#PENJARAKANEGO

rika Siti Syaadah
Karya rika Siti Syaadah Kategori Renungan
dipublikasikan 02 Desember 2016
#PENJARAKANEGO

 

Membicarakan oranglain adalah hidangan paling lezat dari chef kelas dunia yang teramat sayang jika tak dihabiskan

Menuduh oranglain salah,buruk, menjijikan dan serapah kotor lainnya adalah serupa jus segar yang menghapus dahaga ketika panas menyengat

Berprasangka oranglain lebih bodoh dari kita adalah wewangian yang baunya paling mahsyur dan senantiasa melekat pada raga

Sejak kemarin lusa kepalaku dihujani pertanyaan yang itu-itu saja: apakah hari ini urusan pribadi dari masing-masing kita begitu mudah? Sehingga masing-masing kita memiliki waktu luang lebih banyak dan menjadikan masalah oranglain menjadi urusan kita?

Atau aku yang tertinggal zaman?
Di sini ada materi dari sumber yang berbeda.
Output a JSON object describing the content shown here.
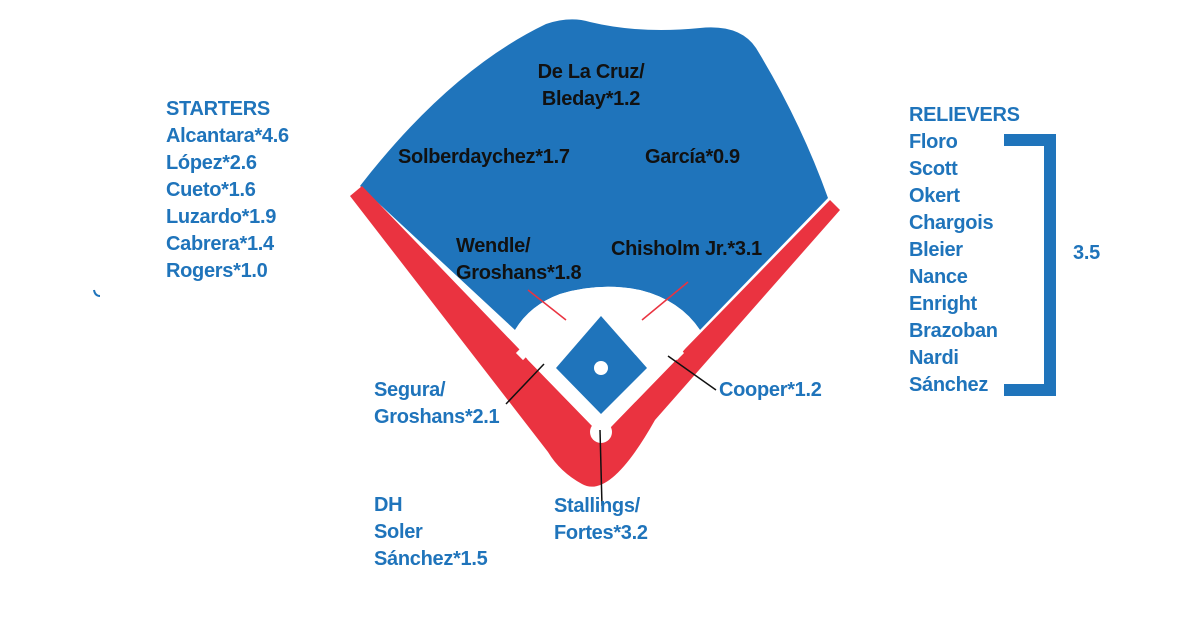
{
  "colors": {
    "field_blue": "#1f74bb",
    "foul_red": "#ea3340",
    "label_blue": "#1f74bb",
    "label_black": "#111111"
  },
  "starters": {
    "heading": "STARTERS",
    "items": [
      "Alcantara*4.6",
      "López*2.6",
      "Cueto*1.6",
      "Luzardo*1.9",
      "Cabrera*1.4",
      "Rogers*1.0"
    ]
  },
  "relievers": {
    "heading": "RELIEVERS",
    "items": [
      "Floro",
      "Scott",
      "Okert",
      "Chargois",
      "Bleier",
      "Nance",
      "Enright",
      "Brazoban",
      "Nardi",
      "Sánchez"
    ],
    "group_value": "3.5"
  },
  "dh": {
    "heading": "DH",
    "items": [
      "Soler",
      "Sánchez*1.5"
    ]
  },
  "positions": {
    "center_field": [
      "De La Cruz/",
      "Bleday*1.2"
    ],
    "left_field": [
      "Solberdaychez*1.7"
    ],
    "right_field": [
      "García*0.9"
    ],
    "second_base": [
      "Wendle/",
      "Groshans*1.8"
    ],
    "shortstop": [
      "Chisholm Jr.*3.1"
    ],
    "third_base": [
      "Segura/",
      "Groshans*2.1"
    ],
    "first_base": [
      "Cooper*1.2"
    ],
    "catcher": [
      "Stallings/",
      "Fortes*3.2"
    ]
  }
}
Apakah di zaman yang modern ini masalah setiap pribadi sangat layak dikonsumsi sesiapa saja tanpa tapi, tanpa hati (nurani)? Dan setiap kepala boleh menjadi komentator pedas?

Seperti itukah kita saat ini? Hingga lupa memenjarakan ego nafsi-nafsi

Mulutnya sibuk berdalih bahwa ibadah adalah privasi tanpa perlu publikasi, sementara disisi lain dirinya tak sanggup menandingi ibadah yang lainnya karena jemarinya lebih sibuk mencaci. Hingga lupa arti menjaga lisan. Penjarakan ego!

Seringkali menghandrik sekelompok orang adalah kaum fanatik, sementara seperempat dari isi kepalanya pun tak memiliki pengetahuan baik tentang ilmu, bahkan jauh dari mumpuni. Hingga lupa benang merah dari menuntut ilmu dan memahaminya. Penjarakan ego!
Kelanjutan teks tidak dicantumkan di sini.